DATA605_HW11

HW 11

Using the “cars” dataset in R, build a linear model for stopping distance as a function of speed and replicate the analysis of your textbook chapter 3 (visualization, quality evaluation of the model, and residual analysis.)

cars <- cars

# Data Visualization
plot(cars)

# Or using the function example from the book
plot(cars[,"speed"],cars[,"dist"], main="cars",
    xlab="speed", ylab="dist")

This figure shows that the distance tends to increases as the speed of the car increases.

Next we develop a regression model that will help us quantify the degree of linearity in the relationship between the output (distance) and the predictor (speed).

# Linear model
cars.lm <- lm(dist ~ speed, data=cars)

cars.lm

## 
## Call:
## lm(formula = dist ~ speed, data = cars)
## 
## Coefficients:
## (Intercept)        speed  
##     -17.579        3.932

We can represent the output in the following linear equation:

\[ \text{Stopping Distance} = -17.579 + 3.932 \times \text{Speed} \]

The coefficients tell us:

• The intercept is -17.579. This value represents the expected stopping distance when the speed is 0. However, in reality, a negative stopping distance isn’t meaningful, and this negative intercept likely reflects the limitations of using a simple linear model for this data.

• The slope of the speed is \(3.932\). This coefficient represents the average increase in stopping distance for each additional mile per hour in speed.

According to this model, if you increase the speed by 1 mph, the stopping distance increases by 3.932 feet on average.

# Plotting the model
plot(dist ~ speed, data=cars)
abline(cars.lm, col="red")

When we superimpose a straight line on this scatter plot, we see that the relationship between the predictor (speed) and the output (distance) is roughly linear. It is not per- fectly linear, however. As the speed increases, we see an increase in the distance required to stop the car.

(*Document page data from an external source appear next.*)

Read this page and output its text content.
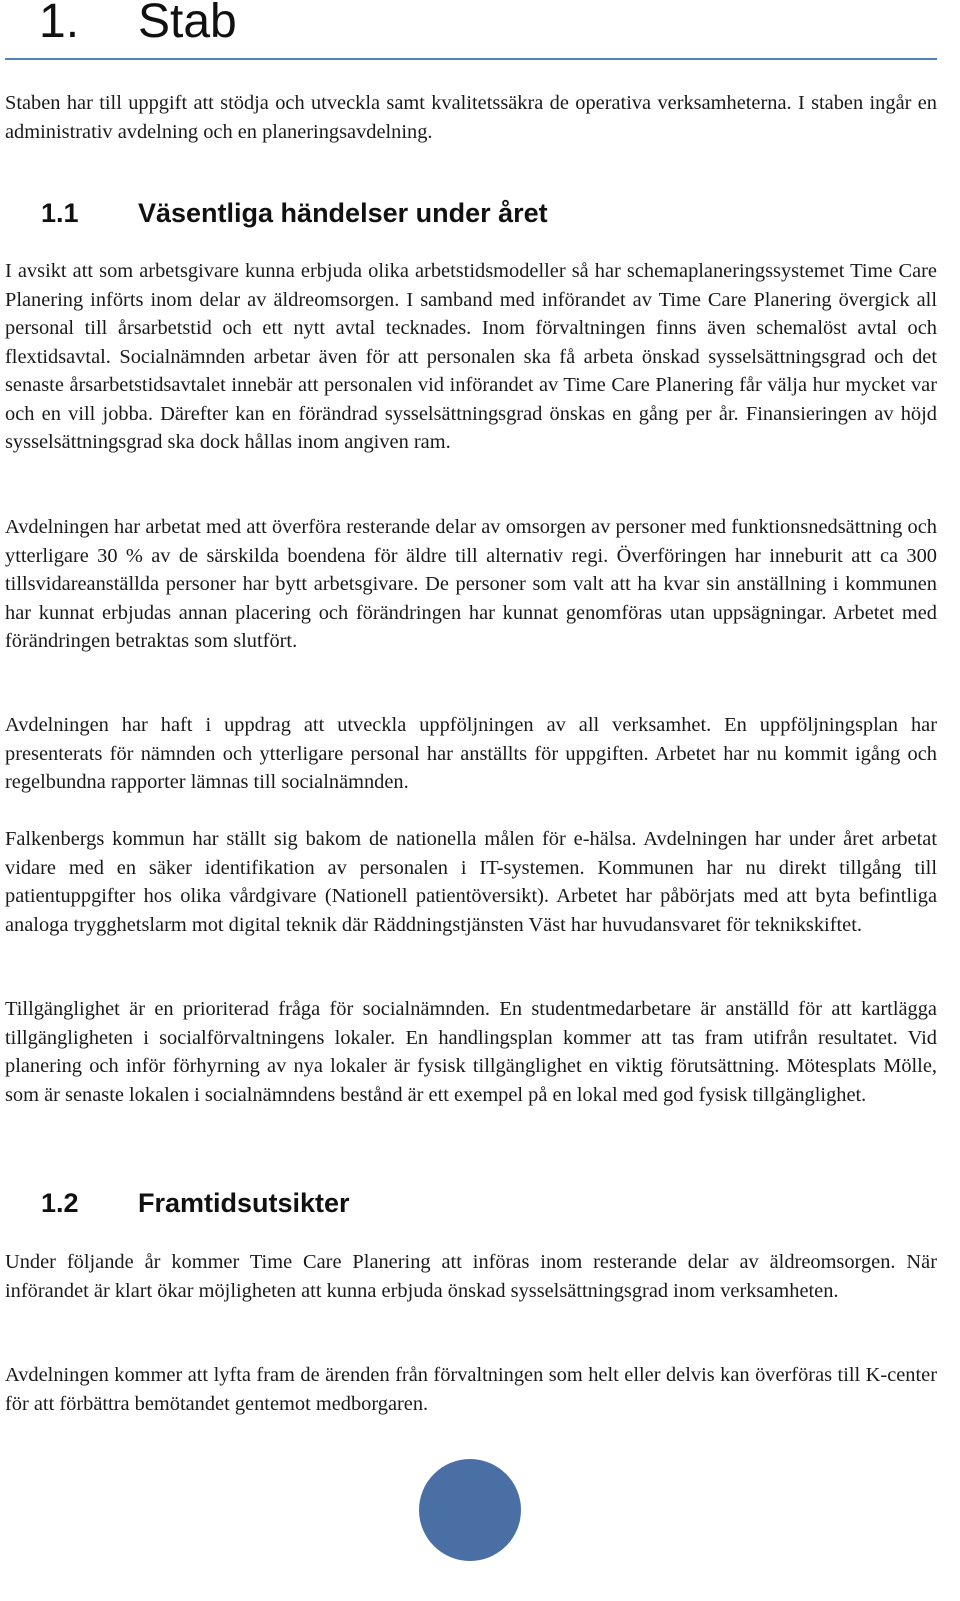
1. Stab

Staben har till uppgift att stödja och utveckla samt kvalitetssäkra de operativa verksamheterna. I staben ingår en administrativ avdelning och en planeringsavdelning.

1.1 Väsentliga händelser under året

I avsikt att som arbetsgivare kunna erbjuda olika arbetstidsmodeller så har schemaplaneringssystemet Time Care Planering införts inom delar av äldreomsorgen. I samband med införandet av Time Care Planering övergick all personal till årsarbetstid och ett nytt avtal tecknades. Inom förvaltningen finns även schemalöst avtal och flextidsavtal. Socialnämnden arbetar även för att personalen ska få arbeta önskad sysselsättningsgrad och det senaste årsarbetstidsavtalet innebär att personalen vid införandet av Time Care Planering får välja hur mycket var och en vill jobba. Därefter kan en förändrad sysselsättningsgrad önskas en gång per år. Finansieringen av höjd sysselsättningsgrad ska dock hållas inom angiven ram.

Avdelningen har arbetat med att överföra resterande delar av omsorgen av personer med funktionsnedsättning och ytterligare 30 % av de särskilda boendena för äldre till alternativ regi. Överföringen har inneburit att ca 300 tillsvidareanställda personer har bytt arbetsgivare. De personer som valt att ha kvar sin anställning i kommunen har kunnat erbjudas annan placering och förändringen har kunnat genomföras utan uppsägningar. Arbetet med förändringen betraktas som slutfört.

Avdelningen har haft i uppdrag att utveckla uppföljningen av all verksamhet. En uppföljningsplan har presenterats för nämnden och ytterligare personal har anställts för uppgiften. Arbetet har nu kommit igång och regelbundna rapporter lämnas till socialnämnden.

Falkenbergs kommun har ställt sig bakom de nationella målen för e-hälsa. Avdelningen har under året arbetat vidare med en säker identifikation av personalen i IT-systemen. Kommunen har nu direkt tillgång till patientuppgifter hos olika vårdgivare (Nationell patientöversikt). Arbetet har påbörjats med att byta befintliga analoga trygghetslarm mot digital teknik där Räddningstjänsten Väst har huvudansvaret för teknikskiftet.

Tillgänglighet är en prioriterad fråga för socialnämnden. En studentmedarbetare är anställd för att kartlägga tillgängligheten i socialförvaltningens lokaler. En handlingsplan kommer att tas fram utifrån resultatet. Vid planering och inför förhyrning av nya lokaler är fysisk tillgänglighet en viktig förutsättning. Mötesplats Mölle, som är senaste lokalen i socialnämndens bestånd är ett exempel på en lokal med god fysisk tillgänglighet.

1.2 Framtidsutsikter

Under följande år kommer Time Care Planering att införas inom resterande delar av äldreomsorgen. När införandet är klart ökar möjligheten att kunna erbjuda önskad sysselsättningsgrad inom verksamheten.

Avdelningen kommer att lyfta fram de ärenden från förvaltningen som helt eller delvis kan överföras till K-center för att förbättra bemötandet gentemot medborgaren.
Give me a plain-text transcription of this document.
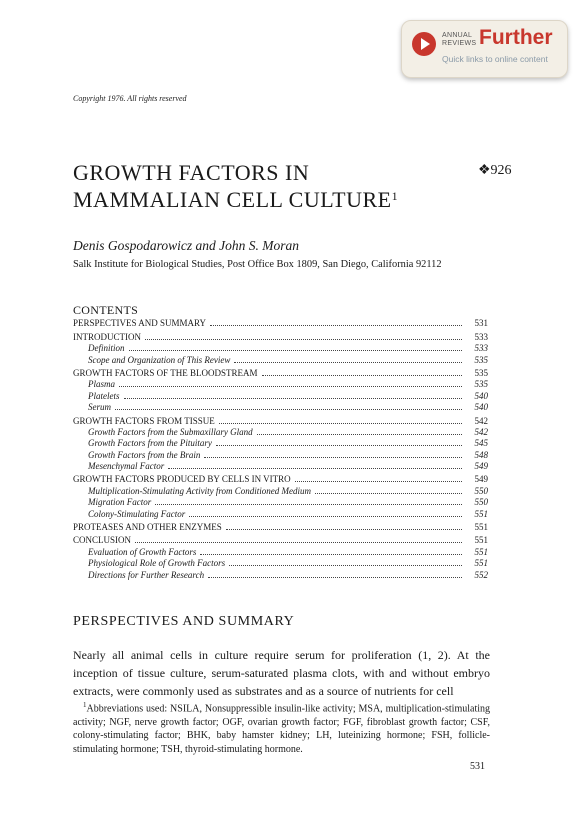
ANNUAL
REVIEWS Further
Quick links to online content
Copyright 1976. All rights reserved
GROWTH FACTORS IN
MAMMALIAN CELL CULTURE$^1$
❖926
Denis Gospodarowicz and John S. Moran
Salk Institute for Biological Studies, Post Office Box 1809, San Diego, California 92112
CONTENTS
PERSPECTIVES AND SUMMARY	531
INTRODUCTION	533
Definition	533
Scope and Organization of This Review	535
GROWTH FACTORS OF THE BLOODSTREAM	535
Plasma	535
Platelets	540
Serum	540
GROWTH FACTORS FROM TISSUE	542
Growth Factors from the Submaxillary Gland	542
Growth Factors from the Pituitary	545
Growth Factors from the Brain	548
Mesenchymal Factor	549
GROWTH FACTORS PRODUCED BY CELLS IN VITRO	549
Multiplication-Stimulating Activity from Conditioned Medium	550
Migration Factor	550
Colony-Stimulating Factor	551
PROTEASES AND OTHER ENZYMES	551
CONCLUSION	551
Evaluation of Growth Factors	551
Physiological Role of Growth Factors	551
Directions for Further Research	552
PERSPECTIVES AND SUMMARY
Nearly all animal cells in culture require serum for proliferation (1, 2). At the inception of tissue culture, serum-saturated plasma clots, with and without embryo extracts, were commonly used as substrates and as a source of nutrients for cell
$^1$Abbreviations used: NSILA, Nonsuppressible insulin-like activity; MSA, multiplication-stimulating activity; NGF, nerve growth factor; OGF, ovarian growth factor; FGF, fibroblast growth factor; CSF, colony-stimulating factor; BHK, baby hamster kidney; LH, luteinizing hormone; FSH, follicle-stimulating hormone; TSH, thyroid-stimulating hormone.
531
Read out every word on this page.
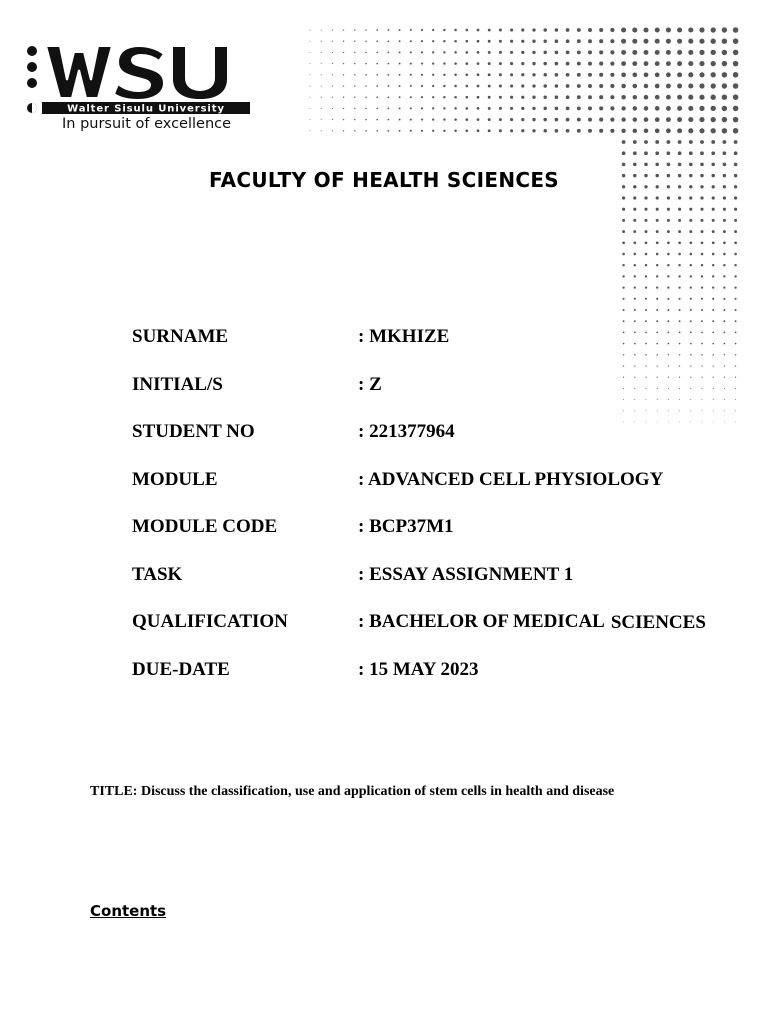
Walter Sisulu University
In pursuit of excellence
FACULTY OF HEALTH SCIENCES
SURNAME	: MKHIZE
INITIAL/S	: Z
STUDENT NO	: 221377964
MODULE	: ADVANCED CELL PHYSIOLOGY
MODULE CODE	: BCP37M1
TASK	: ESSAY ASSIGNMENT 1
QUALIFICATION	: BACHELOR OF MEDICAL SCIENCES
DUE-DATE	: 15 MAY 2023
TITLE: Discuss the classification, use and application of stem cells in health and disease
Contents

# Evaluating the Quality of the Model
summary(cars.lm)

## 
## Call:
## lm(formula = dist ~ speed, data = cars)
## 
## Residuals:
##     Min      1Q  Median      3Q     Max 
## -29.069  -9.525  -2.272   9.215  43.201 
## 
## Coefficients:
##             Estimate Std. Error t value Pr(>|t|)    
## (Intercept) -17.5791     6.7584  -2.601   0.0123 *  
## speed         3.9324     0.4155   9.464 1.49e-12 ***
## ---
## Signif. codes:  0 '***' 0.001 '**' 0.01 '*' 0.05 '.' 0.1 ' ' 1
## 
## Residual standard error: 15.38 on 48 degrees of freedom
## Multiple R-squared:  0.6511, Adjusted R-squared:  0.6438 
## F-statistic: 89.57 on 1 and 48 DF,  p-value: 1.49e-12

We look at the residual values reported by summary(), a good model would tend to have a median value near zero, minimum and maximum values of roughly the same magnitude, and first and third quartile values of roughly the same magnitude.

For this model, the residual values are not too far off what we would expect for Gaussian- distributed numbers.

The standard error for the speed coefficient is much lower than the coefficient itself (ratio of 3.9324/0.4155 ≈ 9.4), indicating a reliable estimate for speed’s effect on stopping distance (a1).

The standard error for the intercept (a0) at 6.7584 is large compared to the intercept value of -17.5791, suggesting less certainty about the intercept’s value. This may impact the model’s accuracy for predictions outside the data range.

Despite this, the precise estimation of the speed coefficient gives us confidence in the model within the observed data range.

The residual standard error of 15.38 indicates the average distance that the data points are from the fitted line.

The model explains 65.11% of the variance (Multiple R-squared), and after adjusting for the number of predictors, it’s 64.38% (Adjusted R-squared).

The F-statistic of 89.57 with a highly significant p-value (around 0) suggests the model fits the data well, and the relationship between speed and stopping distance is statistically significant.

# Residual Analysis
plot(fitted(cars.lm),resid(cars.lm))

In this plot, we see that the residuals tend to increase as we move to the right. Additionally, the residuals are not uniformly scattered above and below zero. Overall, this plot tells us that using the speed as the sole predictor in this regression model may not sufficiently or fully explain our data.

# Quantile-quantile test
qqnorm(resid(cars.lm))
qqline(resid(cars.lm))

Viewing this plot, we don’t see the risduals diverge significantly from the line. This behavior indicates that the residuals are normally distributed.

# An alternate way to visualize
par(mfrow=c(2,2))
plot(cars.lm)

Further more, based on the Q-Q plot, the data appears to be approximately normally distributed. The residuals mostly follow the reference line, indicating that their distribution is not far from normal. However, there are a few points towards the ends that deviate slightly from the line, which is common in real-world data.